1) Contrôle de la réalité du motif économique - a) Lors de la validation ou de l'homologation de l'accord - Absence - b) Lors de la demande de licenciement d'un salarié protégé - Existence (1) - 2) Obligation de reclassement du salarié - Contrôle de l'administration - Prise en compte du périmètre du groupe de reclassement déterminé par ce PSE homologué ou validé - a) Principe - Existence - b) Cas où l'administration dispose d'éléments remettant en cause la délimitation de ce périmètre - Appréciation du caractère sérieux de la recherche dans le périmètre du groupe de reclassement ainsi redéfini (2).

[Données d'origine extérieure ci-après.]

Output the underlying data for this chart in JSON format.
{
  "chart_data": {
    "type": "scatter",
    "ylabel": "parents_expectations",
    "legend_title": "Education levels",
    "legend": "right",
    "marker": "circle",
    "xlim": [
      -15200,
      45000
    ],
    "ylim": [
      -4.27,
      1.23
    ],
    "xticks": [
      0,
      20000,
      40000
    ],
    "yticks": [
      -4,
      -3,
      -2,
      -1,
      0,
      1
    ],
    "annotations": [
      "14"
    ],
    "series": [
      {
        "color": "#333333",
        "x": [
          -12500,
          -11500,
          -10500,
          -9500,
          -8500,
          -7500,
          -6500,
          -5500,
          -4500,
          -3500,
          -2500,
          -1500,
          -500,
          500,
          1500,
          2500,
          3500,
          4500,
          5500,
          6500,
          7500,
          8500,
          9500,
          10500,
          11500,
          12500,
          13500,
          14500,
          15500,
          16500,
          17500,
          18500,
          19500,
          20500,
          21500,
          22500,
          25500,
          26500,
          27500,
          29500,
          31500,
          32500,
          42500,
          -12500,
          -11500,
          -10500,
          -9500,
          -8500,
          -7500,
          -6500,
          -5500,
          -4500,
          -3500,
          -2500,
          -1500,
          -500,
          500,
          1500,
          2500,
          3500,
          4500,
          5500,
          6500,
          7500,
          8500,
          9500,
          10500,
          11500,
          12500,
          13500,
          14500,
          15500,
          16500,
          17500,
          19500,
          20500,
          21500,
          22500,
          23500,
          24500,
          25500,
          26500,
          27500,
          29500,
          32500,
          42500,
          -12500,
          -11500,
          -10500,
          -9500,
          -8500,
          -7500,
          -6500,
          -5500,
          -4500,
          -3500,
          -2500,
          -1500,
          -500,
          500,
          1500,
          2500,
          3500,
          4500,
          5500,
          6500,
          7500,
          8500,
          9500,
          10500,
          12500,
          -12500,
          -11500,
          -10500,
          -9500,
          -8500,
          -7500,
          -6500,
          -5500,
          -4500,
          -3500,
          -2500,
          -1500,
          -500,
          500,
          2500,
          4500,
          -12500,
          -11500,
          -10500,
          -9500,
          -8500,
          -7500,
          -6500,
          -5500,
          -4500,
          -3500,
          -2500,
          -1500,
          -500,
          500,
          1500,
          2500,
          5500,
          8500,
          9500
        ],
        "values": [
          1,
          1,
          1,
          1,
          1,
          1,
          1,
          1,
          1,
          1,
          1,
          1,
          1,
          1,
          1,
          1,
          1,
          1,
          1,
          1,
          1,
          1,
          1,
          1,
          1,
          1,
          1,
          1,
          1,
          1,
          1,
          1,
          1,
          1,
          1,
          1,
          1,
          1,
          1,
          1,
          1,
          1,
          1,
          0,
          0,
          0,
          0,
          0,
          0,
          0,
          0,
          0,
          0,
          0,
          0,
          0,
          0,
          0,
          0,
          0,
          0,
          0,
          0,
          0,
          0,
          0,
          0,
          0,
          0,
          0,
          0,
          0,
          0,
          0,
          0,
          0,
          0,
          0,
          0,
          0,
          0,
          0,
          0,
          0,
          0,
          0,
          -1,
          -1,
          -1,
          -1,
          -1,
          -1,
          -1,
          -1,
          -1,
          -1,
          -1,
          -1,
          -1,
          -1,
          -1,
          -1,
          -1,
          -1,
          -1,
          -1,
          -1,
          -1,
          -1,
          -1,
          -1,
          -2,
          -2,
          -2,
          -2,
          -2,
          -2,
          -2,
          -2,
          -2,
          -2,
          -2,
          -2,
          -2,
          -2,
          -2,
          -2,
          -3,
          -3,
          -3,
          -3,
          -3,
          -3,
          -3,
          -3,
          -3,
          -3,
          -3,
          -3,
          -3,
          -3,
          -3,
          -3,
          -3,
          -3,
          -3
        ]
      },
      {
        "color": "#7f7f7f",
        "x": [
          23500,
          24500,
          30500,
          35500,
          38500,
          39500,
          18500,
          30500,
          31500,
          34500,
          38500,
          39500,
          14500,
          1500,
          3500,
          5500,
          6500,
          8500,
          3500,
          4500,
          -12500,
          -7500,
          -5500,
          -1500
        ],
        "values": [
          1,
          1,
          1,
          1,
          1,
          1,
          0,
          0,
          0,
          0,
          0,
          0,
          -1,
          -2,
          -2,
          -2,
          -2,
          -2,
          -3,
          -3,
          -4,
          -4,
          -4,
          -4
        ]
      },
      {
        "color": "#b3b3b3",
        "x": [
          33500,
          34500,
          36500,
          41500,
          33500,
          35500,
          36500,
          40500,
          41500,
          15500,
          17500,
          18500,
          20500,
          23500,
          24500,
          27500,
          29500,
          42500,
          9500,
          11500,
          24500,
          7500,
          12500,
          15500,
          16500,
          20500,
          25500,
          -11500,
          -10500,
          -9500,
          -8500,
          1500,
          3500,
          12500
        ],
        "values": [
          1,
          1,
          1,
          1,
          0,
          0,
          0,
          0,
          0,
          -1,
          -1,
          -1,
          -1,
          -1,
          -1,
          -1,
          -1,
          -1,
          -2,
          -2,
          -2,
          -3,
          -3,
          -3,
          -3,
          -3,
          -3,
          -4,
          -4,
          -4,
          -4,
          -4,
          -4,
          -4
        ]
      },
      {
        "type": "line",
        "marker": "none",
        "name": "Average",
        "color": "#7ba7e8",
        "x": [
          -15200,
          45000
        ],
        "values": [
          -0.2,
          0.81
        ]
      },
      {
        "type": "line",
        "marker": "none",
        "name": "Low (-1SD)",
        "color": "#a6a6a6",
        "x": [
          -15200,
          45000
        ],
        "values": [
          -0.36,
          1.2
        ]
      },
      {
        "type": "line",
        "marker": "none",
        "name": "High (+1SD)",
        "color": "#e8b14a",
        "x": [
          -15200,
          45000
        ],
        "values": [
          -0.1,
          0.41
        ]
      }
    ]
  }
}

1) a) L'administration procède à la validation ou homologation d'un plan de sauvegarde de l'emploi (PSE) après avoir opéré le contrôle qui lui incombe, lequel n'inclut pas la vérification du bien-fondé du motif économique du projet de licenciement collectif, b) qui incombe seulement au juge du licenciement ou à l'inspecteur du travail, le cas échéant ultérieurement saisis. 2) Il résulte de l'article L. 1233-4 du code du travail que, pour apprécier si l'employeur a satisfait à son obligation en matière de reclassement, l'autorité administrative saisie d'une demande d'autorisation de licenciement pour motif économique d'un salarié protégé doit s'assurer, sous le contrôle du juge de l'excès de pouvoir, qu'il a procédé à une recherche sérieuse des possibilités de reclassement du salarié sur le territoire national, tant au sein de l'entreprise que dans les entreprises du groupe auquel elle appartient, ce dernier étant entendu, à ce titre, comme les entreprises dont l'organisation, les activités ou le lieu d'exploitation permettent, en raison des relations qui existent avec elles, d'y effectuer la permutation de tout ou partie de son personnel. a) Lorsque le licenciement projeté est inclus dans un licenciement collectif qui requiert l'élaboration d'un PSE, l'autorité administrative prend en principe en compte, dans l'exercice de ce contrôle, le périmètre du groupe de reclassement déterminé par ce plan de sauvegarde de l'emploi, que ce plan ait donné lieu à un accord validé ou ait été adopté par un document unilatéral homologué. b) Toutefois, si elle dispose d'éléments remettant en cause la délimitation de ce périmètre, pouvant consister notamment en des circonstances de fait ou de droit nouvelles intervenues depuis la validation ou l'homologation du plan de sauvegarde de l'emploi, il lui appartient de porter son appréciation sur le sérieux de la recherche de reclassement du salarié protégé dans le périmètre du groupe de reclassement ainsi redéfini.


(1) Cf., en précisant, CE, Assemblée, 22 juillet 2015, , n° 385816, p. 261. (2) Comp. CE, 22 juillet 2021, SCP Becheret-Thierry-Senechal-Gorrias, n° 427004, p. 266 ; Rappr. Cass., soc., 15 mai 2024 n° 22-20.650, publié au bulletin.